OpenVTON-Bench: A Large-Scale High-Resolution Benchmark for Controllable Virtual Try-On Evaluation
This addresses the bottleneck of evaluation for VTON systems, which is crucial for commercial applications, though it is incremental as it builds on existing methods like diffusion models and datasets.
The paper tackles the problem of unreliable evaluation in Virtual Try-On (VTON) systems by introducing OpenVTON-Bench, a large-scale benchmark with approximately 100K high-resolution image pairs and a multi-modal evaluation protocol that achieves strong agreement with human judgments (Kendall's τ of 0.833).

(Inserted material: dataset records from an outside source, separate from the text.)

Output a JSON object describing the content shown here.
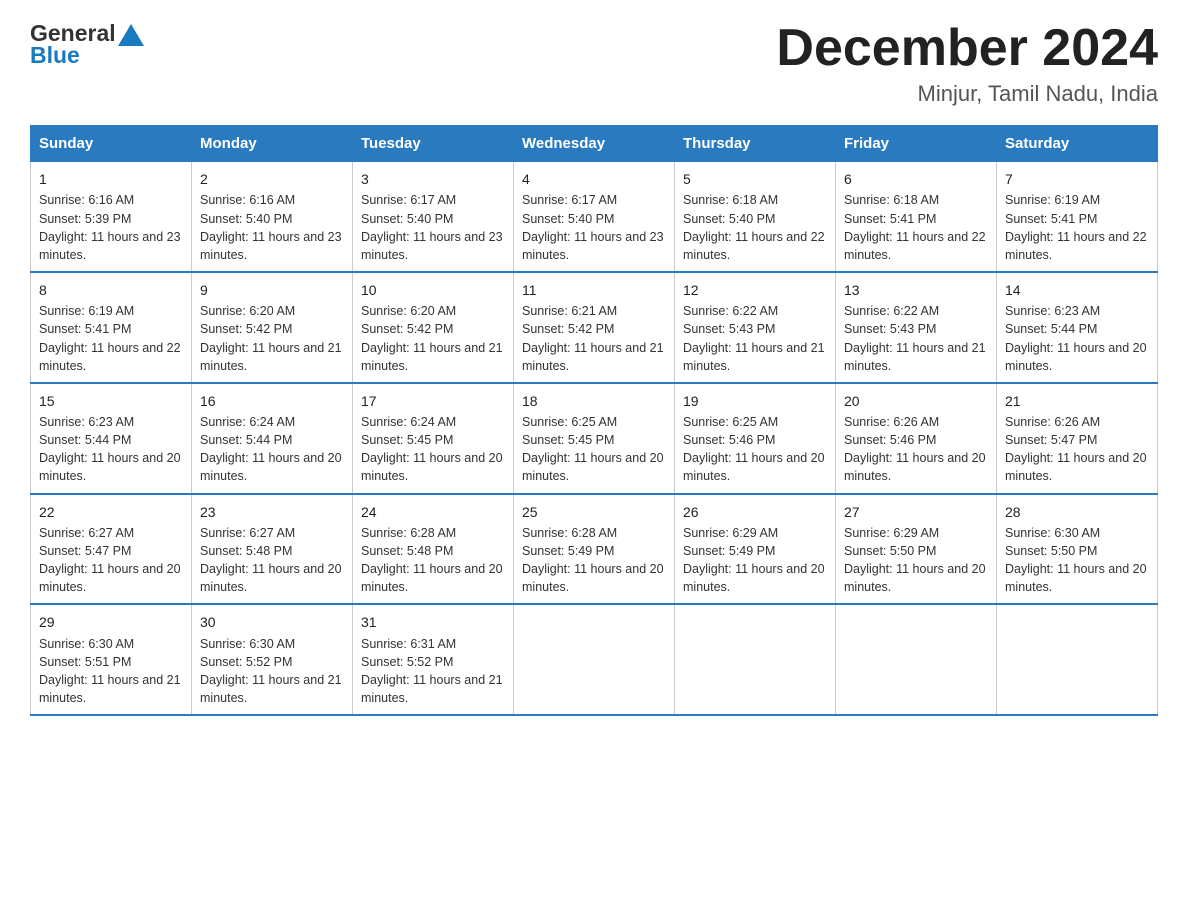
{
  "logo": {
    "text1": "General",
    "text2": "Blue"
  },
  "title": "December 2024",
  "location": "Minjur, Tamil Nadu, India",
  "days_of_week": [
    "Sunday",
    "Monday",
    "Tuesday",
    "Wednesday",
    "Thursday",
    "Friday",
    "Saturday"
  ],
  "weeks": [
    [
      {
        "day": "1",
        "sunrise": "6:16 AM",
        "sunset": "5:39 PM",
        "daylight": "11 hours and 23 minutes."
      },
      {
        "day": "2",
        "sunrise": "6:16 AM",
        "sunset": "5:40 PM",
        "daylight": "11 hours and 23 minutes."
      },
      {
        "day": "3",
        "sunrise": "6:17 AM",
        "sunset": "5:40 PM",
        "daylight": "11 hours and 23 minutes."
      },
      {
        "day": "4",
        "sunrise": "6:17 AM",
        "sunset": "5:40 PM",
        "daylight": "11 hours and 23 minutes."
      },
      {
        "day": "5",
        "sunrise": "6:18 AM",
        "sunset": "5:40 PM",
        "daylight": "11 hours and 22 minutes."
      },
      {
        "day": "6",
        "sunrise": "6:18 AM",
        "sunset": "5:41 PM",
        "daylight": "11 hours and 22 minutes."
      },
      {
        "day": "7",
        "sunrise": "6:19 AM",
        "sunset": "5:41 PM",
        "daylight": "11 hours and 22 minutes."
      }
    ],
    [
      {
        "day": "8",
        "sunrise": "6:19 AM",
        "sunset": "5:41 PM",
        "daylight": "11 hours and 22 minutes."
      },
      {
        "day": "9",
        "sunrise": "6:20 AM",
        "sunset": "5:42 PM",
        "daylight": "11 hours and 21 minutes."
      },
      {
        "day": "10",
        "sunrise": "6:20 AM",
        "sunset": "5:42 PM",
        "daylight": "11 hours and 21 minutes."
      },
      {
        "day": "11",
        "sunrise": "6:21 AM",
        "sunset": "5:42 PM",
        "daylight": "11 hours and 21 minutes."
      },
      {
        "day": "12",
        "sunrise": "6:22 AM",
        "sunset": "5:43 PM",
        "daylight": "11 hours and 21 minutes."
      },
      {
        "day": "13",
        "sunrise": "6:22 AM",
        "sunset": "5:43 PM",
        "daylight": "11 hours and 21 minutes."
      },
      {
        "day": "14",
        "sunrise": "6:23 AM",
        "sunset": "5:44 PM",
        "daylight": "11 hours and 20 minutes."
      }
    ],
    [
      {
        "day": "15",
        "sunrise": "6:23 AM",
        "sunset": "5:44 PM",
        "daylight": "11 hours and 20 minutes."
      },
      {
        "day": "16",
        "sunrise": "6:24 AM",
        "sunset": "5:44 PM",
        "daylight": "11 hours and 20 minutes."
      },
      {
        "day": "17",
        "sunrise": "6:24 AM",
        "sunset": "5:45 PM",
        "daylight": "11 hours and 20 minutes."
      },
      {
        "day": "18",
        "sunrise": "6:25 AM",
        "sunset": "5:45 PM",
        "daylight": "11 hours and 20 minutes."
      },
      {
        "day": "19",
        "sunrise": "6:25 AM",
        "sunset": "5:46 PM",
        "daylight": "11 hours and 20 minutes."
      },
      {
        "day": "20",
        "sunrise": "6:26 AM",
        "sunset": "5:46 PM",
        "daylight": "11 hours and 20 minutes."
      },
      {
        "day": "21",
        "sunrise": "6:26 AM",
        "sunset": "5:47 PM",
        "daylight": "11 hours and 20 minutes."
      }
    ],
    [
      {
        "day": "22",
        "sunrise": "6:27 AM",
        "sunset": "5:47 PM",
        "daylight": "11 hours and 20 minutes."
      },
      {
        "day": "23",
        "sunrise": "6:27 AM",
        "sunset": "5:48 PM",
        "daylight": "11 hours and 20 minutes."
      },
      {
        "day": "24",
        "sunrise": "6:28 AM",
        "sunset": "5:48 PM",
        "daylight": "11 hours and 20 minutes."
      },
      {
        "day": "25",
        "sunrise": "6:28 AM",
        "sunset": "5:49 PM",
        "daylight": "11 hours and 20 minutes."
      },
      {
        "day": "26",
        "sunrise": "6:29 AM",
        "sunset": "5:49 PM",
        "daylight": "11 hours and 20 minutes."
      },
      {
        "day": "27",
        "sunrise": "6:29 AM",
        "sunset": "5:50 PM",
        "daylight": "11 hours and 20 minutes."
      },
      {
        "day": "28",
        "sunrise": "6:30 AM",
        "sunset": "5:50 PM",
        "daylight": "11 hours and 20 minutes."
      }
    ],
    [
      {
        "day": "29",
        "sunrise": "6:30 AM",
        "sunset": "5:51 PM",
        "daylight": "11 hours and 21 minutes."
      },
      {
        "day": "30",
        "sunrise": "6:30 AM",
        "sunset": "5:52 PM",
        "daylight": "11 hours and 21 minutes."
      },
      {
        "day": "31",
        "sunrise": "6:31 AM",
        "sunset": "5:52 PM",
        "daylight": "11 hours and 21 minutes."
      },
      null,
      null,
      null,
      null
    ]
  ]
}
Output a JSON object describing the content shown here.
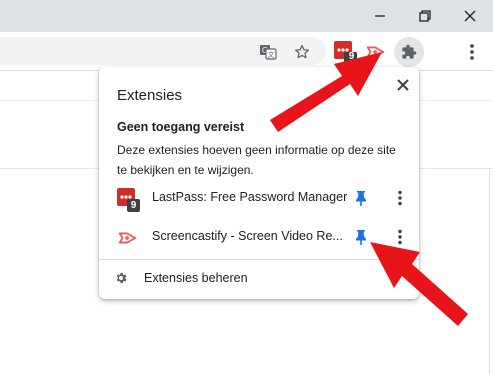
{
  "window": {
    "minimize_glyph": "—",
    "restore_icon": "restore-icon",
    "close_icon": "close-icon"
  },
  "toolbar": {
    "icons": [
      "translate-icon",
      "star-icon",
      "lastpass-icon",
      "screencastify-icon",
      "puzzle-icon",
      "more-vert-icon"
    ],
    "lastpass_badge": "9"
  },
  "popup": {
    "title": "Extensies",
    "section_heading": "Geen toegang vereist",
    "section_description": "Deze extensies hoeven geen informatie op deze site te bekijken en te wijzigen.",
    "extensions": [
      {
        "name": "LastPass: Free Password Manager",
        "badge": "9",
        "pinned": true
      },
      {
        "name": "Screencastify - Screen Video Re...",
        "pinned": true
      }
    ],
    "manage_label": "Extensies beheren"
  },
  "colors": {
    "titlebar": "#dee1e6",
    "pin_blue": "#1a73e8",
    "arrow_red": "#e8141a",
    "lastpass_red": "#d32d27",
    "screencastify_red": "#ef5a5a"
  }
}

Recent advances in diffusion models have significantly elevated the visual fidelity of Virtual Try-On (VTON) systems, yet reliable evaluation remains a persistent bottleneck. Traditional metrics struggle to quantify fine-grained texture details and semantic consistency, while existing datasets fail to meet commercial standards in scale and diversity. We present OpenVTON-Bench, a large-scale benchmark comprising approximately 100K high-resolution image pairs (up to $1536 \times 1536$). The dataset is constructed using DINOv3-based hierarchical clustering for semantically balanced sampling and Gemini-powered dense captioning, ensuring a uniform distribution across 20 fine-grained garment categories. To support reliable evaluation, we propose a multi-modal protocol that measures VTON quality along five interpretable dimensions: background consistency, identity fidelity, texture fidelity, shape plausibility, and overall realism. The protocol integrates VLM-based semantic reasoning with a novel Multi-Scale Representation Metric based on SAM3 segmentation and morphological erosion, enabling the separation of boundary alignment errors from internal texture artifacts. Experimental results show strong agreement with human judgments (Kendall's $τ$ of 0.833 vs. 0.611 for SSIM), establishing a robust benchmark for VTON evaluation.